Autodesk has been pushing AI features into Revit and Construction Cloud heavily. Their Forma tool (formerly Spacemaker) does generative design for site planning, allowing architects and developers to evaluate dozens of massing options quickly against criteria like sunlight access, wind, and view. For design-build firms, this is shortening the schematic design phase.

Aurigo Masterworks uses AI to analyze project data and predict overrun risks before a project starts, flagging scope elements that have historically been problematic.

The bottom line on BIM AI: most of the value is in standardizing and analyzing data that construction firms already collect but rarely use. The companies getting the most from these tools are the ones with clean, consistent historical data going back at least five years.


What's not working yet

It's worth being honest about the limits.

Labor productivity measurement with AI is still messy. There are tools that claim to use computer vision to track worker activity and identify productivity issues, but this area raises significant labor relations concerns and hasn't been widely adopted outside of a few large GCs with specific contract structures.

Autonomous equipment is further from commercial reality than the press releases suggest. Autonomous dozing and grading are in pilots with the major equipment OEMs, but they're not at the point where a typical GC would consider deploying them on a real project.

Material ordering AI that actually integrates with real-time supplier pricing and delivery windows is still largely siloed. Most AI tools in this space give you analysis, but the actual procurement still requires human negotiation.


The adoption reality in 2026

The construction firms that are serious about AI adoption share a few characteristics. They have someone in a technology role who isn't also doing project management. They have decent data hygiene, at least consistent processes for capturing project cost and schedule data. And they're willing to run a real pilot before committing to an enterprise contract.

Firms that are struggling with AI adoption tend to have the opposite: scattered data across different systems, no dedicated technology ownership, and a cultural expectation that new tools should work perfectly from day one.

The AI tools that are winning in construction aren't replacing experienced construction people. They're making experienced people faster and extending their ability to spot problems before they become expensive. That's the use case worth paying for.

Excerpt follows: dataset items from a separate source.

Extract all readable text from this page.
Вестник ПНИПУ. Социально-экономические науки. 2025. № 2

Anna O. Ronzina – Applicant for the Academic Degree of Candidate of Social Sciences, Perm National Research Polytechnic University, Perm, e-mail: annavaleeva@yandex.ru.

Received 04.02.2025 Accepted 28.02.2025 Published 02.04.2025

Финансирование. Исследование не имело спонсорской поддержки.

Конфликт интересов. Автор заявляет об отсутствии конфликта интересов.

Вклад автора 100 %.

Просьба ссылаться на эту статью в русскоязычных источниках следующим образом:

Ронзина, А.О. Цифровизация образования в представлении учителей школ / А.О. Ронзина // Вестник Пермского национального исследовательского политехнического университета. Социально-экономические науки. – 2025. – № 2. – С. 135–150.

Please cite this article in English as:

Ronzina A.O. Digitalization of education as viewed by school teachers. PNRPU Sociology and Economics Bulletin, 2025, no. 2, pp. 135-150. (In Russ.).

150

For firms that are just starting, the estimating tools are the easiest entry point. The ROI is measurable, the workflow change is contained to the estimating department, and the downside risk is low. Safety monitoring is the second natural step, especially for GCs working on projects with safety requirements from owners or insurers.

The firms waiting for a single platform to solve everything are going to be waiting a long time. Construction AI in 2026 is a collection of point solutions, and the smart strategy is picking the two or three that address your most expensive problems.